CVE-2025-58434: 
Flowise 脆弱性の分析と軽減

CVE-2025-58434 affects Flowise, a drag & drop user interface for building customized large language model flows. The vulnerability was discovered in version 3.0.5 and earlier, where the forgot-password endpoint returns sensitive information including valid password reset tokens without authentication or verification. This critical vulnerability was disclosed on September 12, 2025, affecting both cloud service (cloud.flowiseai.com) and self-hosted/local Flowise deployments (GitHub Advisory).

The vulnerability exists in the /api/v1/account/forgot-password endpoint which accepts an email address as input. Instead of only sending a reset email, the API responds with sensitive user details including User ID, name, email, hashed credential, status, timestamps, and most critically, a valid tempToken and its expiry intended for password reset. The vulnerability has been assigned a CVSS v3.1 Base Score of 9.8 (Critical) with vector string CVSS:3.1/AV:N/AC:L/PR:N/UI:N/S:U/C:H/I:H/A:H, indicating remote exploitability with no required privileges or user interaction (GitHub Advisory).

The vulnerability enables any unauthenticated attacker to generate a reset token for arbitrary users and directly reset their passwords, leading to complete account takeover (ATO).
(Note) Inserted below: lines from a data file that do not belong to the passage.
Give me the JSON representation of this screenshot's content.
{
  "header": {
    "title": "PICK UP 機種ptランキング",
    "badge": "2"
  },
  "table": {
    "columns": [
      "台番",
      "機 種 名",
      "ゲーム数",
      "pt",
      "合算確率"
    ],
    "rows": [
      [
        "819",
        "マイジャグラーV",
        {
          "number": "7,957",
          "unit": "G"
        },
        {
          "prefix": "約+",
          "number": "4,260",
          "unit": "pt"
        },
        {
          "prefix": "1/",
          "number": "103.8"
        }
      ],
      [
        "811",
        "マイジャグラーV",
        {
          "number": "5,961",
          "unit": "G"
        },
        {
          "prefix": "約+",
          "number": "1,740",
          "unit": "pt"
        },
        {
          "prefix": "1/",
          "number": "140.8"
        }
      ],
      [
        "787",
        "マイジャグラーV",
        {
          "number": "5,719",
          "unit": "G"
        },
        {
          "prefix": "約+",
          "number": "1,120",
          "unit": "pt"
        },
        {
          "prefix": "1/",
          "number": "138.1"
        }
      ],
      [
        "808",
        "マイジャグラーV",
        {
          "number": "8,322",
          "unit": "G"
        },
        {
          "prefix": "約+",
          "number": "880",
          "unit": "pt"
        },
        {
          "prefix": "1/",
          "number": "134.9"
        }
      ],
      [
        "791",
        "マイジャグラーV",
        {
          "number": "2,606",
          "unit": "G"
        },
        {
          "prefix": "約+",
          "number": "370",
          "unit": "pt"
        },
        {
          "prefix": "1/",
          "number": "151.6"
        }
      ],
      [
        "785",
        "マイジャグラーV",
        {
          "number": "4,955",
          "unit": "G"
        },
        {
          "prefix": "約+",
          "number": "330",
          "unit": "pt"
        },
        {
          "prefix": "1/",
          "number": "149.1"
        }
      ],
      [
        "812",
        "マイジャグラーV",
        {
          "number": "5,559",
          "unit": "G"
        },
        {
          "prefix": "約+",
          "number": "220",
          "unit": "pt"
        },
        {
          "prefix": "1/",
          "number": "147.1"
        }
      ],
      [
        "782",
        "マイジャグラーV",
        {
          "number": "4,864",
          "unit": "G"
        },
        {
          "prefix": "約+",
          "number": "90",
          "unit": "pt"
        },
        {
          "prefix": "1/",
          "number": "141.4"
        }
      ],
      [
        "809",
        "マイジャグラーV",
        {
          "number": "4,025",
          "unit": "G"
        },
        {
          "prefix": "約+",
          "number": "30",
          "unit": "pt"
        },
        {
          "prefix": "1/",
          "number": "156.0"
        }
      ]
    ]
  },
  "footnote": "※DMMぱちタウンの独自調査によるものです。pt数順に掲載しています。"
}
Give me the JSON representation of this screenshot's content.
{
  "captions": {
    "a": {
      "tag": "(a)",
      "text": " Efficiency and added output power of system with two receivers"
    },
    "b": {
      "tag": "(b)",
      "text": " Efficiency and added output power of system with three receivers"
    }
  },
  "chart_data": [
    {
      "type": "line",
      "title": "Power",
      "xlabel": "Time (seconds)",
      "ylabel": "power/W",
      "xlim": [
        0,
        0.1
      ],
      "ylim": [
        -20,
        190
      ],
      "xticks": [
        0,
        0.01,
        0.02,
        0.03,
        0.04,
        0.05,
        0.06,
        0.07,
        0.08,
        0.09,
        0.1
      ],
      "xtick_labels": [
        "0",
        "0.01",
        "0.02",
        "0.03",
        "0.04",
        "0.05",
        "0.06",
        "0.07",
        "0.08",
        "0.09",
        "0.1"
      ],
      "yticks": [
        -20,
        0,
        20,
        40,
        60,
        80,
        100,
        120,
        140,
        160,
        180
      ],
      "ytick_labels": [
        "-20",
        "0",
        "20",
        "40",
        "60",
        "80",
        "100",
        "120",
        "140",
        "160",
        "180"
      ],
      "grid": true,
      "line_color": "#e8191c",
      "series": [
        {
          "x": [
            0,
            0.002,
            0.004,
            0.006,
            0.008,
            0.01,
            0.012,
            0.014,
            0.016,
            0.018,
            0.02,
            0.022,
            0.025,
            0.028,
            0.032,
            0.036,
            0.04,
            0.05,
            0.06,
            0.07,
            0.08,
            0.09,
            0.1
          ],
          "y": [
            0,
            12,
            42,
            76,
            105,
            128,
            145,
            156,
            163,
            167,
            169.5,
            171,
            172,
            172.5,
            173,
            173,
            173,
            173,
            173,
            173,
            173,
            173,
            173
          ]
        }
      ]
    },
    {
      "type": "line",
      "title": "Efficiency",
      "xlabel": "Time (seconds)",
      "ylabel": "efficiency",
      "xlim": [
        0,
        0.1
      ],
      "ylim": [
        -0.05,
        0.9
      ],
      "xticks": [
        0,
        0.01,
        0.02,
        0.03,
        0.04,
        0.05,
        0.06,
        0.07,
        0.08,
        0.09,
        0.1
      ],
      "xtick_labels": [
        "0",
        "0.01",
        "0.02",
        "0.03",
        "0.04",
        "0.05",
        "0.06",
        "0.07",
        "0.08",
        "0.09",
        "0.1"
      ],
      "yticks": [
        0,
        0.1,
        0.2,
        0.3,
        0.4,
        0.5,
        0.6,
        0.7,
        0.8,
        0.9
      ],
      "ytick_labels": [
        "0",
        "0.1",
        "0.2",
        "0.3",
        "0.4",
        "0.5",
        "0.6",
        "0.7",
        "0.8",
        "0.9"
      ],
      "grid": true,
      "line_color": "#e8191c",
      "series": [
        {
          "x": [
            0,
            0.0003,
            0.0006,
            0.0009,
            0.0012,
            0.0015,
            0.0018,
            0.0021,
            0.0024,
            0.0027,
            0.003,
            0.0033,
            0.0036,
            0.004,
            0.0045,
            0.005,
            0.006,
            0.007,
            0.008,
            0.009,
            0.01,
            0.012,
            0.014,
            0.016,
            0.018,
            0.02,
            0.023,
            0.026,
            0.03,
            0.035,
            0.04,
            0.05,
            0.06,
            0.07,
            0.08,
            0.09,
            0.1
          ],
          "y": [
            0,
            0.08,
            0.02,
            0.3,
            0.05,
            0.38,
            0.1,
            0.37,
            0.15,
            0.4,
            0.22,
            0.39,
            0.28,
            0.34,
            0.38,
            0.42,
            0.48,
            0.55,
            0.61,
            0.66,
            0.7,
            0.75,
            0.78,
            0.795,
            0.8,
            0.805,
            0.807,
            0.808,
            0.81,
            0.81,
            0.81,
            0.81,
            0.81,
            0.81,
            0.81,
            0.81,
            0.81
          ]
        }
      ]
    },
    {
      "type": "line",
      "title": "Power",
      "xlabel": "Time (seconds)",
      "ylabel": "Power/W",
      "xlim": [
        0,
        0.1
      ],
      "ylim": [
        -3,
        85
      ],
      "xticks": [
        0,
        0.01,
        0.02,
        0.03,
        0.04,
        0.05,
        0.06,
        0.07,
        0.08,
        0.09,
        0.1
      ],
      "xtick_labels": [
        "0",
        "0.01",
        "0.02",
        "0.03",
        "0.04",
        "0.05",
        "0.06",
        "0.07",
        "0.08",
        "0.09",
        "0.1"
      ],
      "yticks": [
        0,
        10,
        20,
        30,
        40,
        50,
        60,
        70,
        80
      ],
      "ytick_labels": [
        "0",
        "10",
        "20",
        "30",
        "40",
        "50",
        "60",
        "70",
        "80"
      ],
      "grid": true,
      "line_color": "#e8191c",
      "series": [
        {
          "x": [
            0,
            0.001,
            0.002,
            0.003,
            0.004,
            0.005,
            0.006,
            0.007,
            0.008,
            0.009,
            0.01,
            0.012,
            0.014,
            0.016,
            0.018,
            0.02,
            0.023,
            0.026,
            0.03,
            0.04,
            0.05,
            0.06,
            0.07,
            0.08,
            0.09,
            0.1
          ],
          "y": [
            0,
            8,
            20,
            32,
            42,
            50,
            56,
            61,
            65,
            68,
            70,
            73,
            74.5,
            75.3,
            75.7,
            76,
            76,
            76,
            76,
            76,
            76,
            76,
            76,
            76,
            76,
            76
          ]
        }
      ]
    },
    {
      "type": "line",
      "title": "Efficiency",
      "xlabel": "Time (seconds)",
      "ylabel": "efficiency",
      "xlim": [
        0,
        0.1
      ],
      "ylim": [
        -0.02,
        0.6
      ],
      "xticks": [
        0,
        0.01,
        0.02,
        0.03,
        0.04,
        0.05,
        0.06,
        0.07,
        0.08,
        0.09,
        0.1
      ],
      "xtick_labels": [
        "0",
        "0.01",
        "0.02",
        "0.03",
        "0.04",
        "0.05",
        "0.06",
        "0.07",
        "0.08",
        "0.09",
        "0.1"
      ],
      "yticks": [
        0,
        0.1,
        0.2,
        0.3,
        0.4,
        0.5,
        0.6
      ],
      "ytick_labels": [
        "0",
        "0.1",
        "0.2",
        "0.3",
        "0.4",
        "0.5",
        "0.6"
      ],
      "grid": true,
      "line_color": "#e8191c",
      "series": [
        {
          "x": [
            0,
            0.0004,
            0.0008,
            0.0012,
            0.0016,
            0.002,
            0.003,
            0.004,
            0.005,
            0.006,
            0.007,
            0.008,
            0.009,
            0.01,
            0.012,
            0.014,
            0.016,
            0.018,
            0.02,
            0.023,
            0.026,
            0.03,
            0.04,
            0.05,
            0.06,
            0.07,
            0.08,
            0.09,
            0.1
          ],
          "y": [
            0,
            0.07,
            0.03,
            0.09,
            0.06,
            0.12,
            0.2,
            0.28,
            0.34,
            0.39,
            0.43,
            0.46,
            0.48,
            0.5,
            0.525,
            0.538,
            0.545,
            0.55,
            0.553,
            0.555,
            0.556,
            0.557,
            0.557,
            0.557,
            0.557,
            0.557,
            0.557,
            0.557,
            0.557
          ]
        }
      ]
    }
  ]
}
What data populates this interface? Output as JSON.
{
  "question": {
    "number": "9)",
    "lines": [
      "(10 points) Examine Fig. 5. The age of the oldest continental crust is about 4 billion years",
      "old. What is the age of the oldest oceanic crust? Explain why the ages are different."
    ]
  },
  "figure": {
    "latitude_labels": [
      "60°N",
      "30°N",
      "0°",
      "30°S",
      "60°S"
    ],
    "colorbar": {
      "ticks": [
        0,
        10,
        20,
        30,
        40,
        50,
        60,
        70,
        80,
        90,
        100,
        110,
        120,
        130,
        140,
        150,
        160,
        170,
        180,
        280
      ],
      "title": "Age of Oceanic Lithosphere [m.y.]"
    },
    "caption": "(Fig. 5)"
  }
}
Since the vulnerability affects both cloud and self-hosted deployments, any exposed instance is vulnerable. Attackers can compromise any account, including administrator or high-value accounts, with only knowledge of the target's email address. This can result in full account takeover, data exposure, impersonation, and possible control over organizational assets (GitHub Advisory).

A fix has been implemented in commit 9e178d68873eb876073846433a596590d3d9c863. Recommended remediation steps include: not returning reset tokens or sensitive account details in API responses, delivering tokens only via registered email channel, ensuring forgot-password responds with generic success messages, requiring strong validation of the tempToken, applying fixes to both cloud and self-hosted deployments, logging and monitoring password reset requests, and considering multi-factor verification for sensitive accounts (GitHub Advisory, GitHub Commit).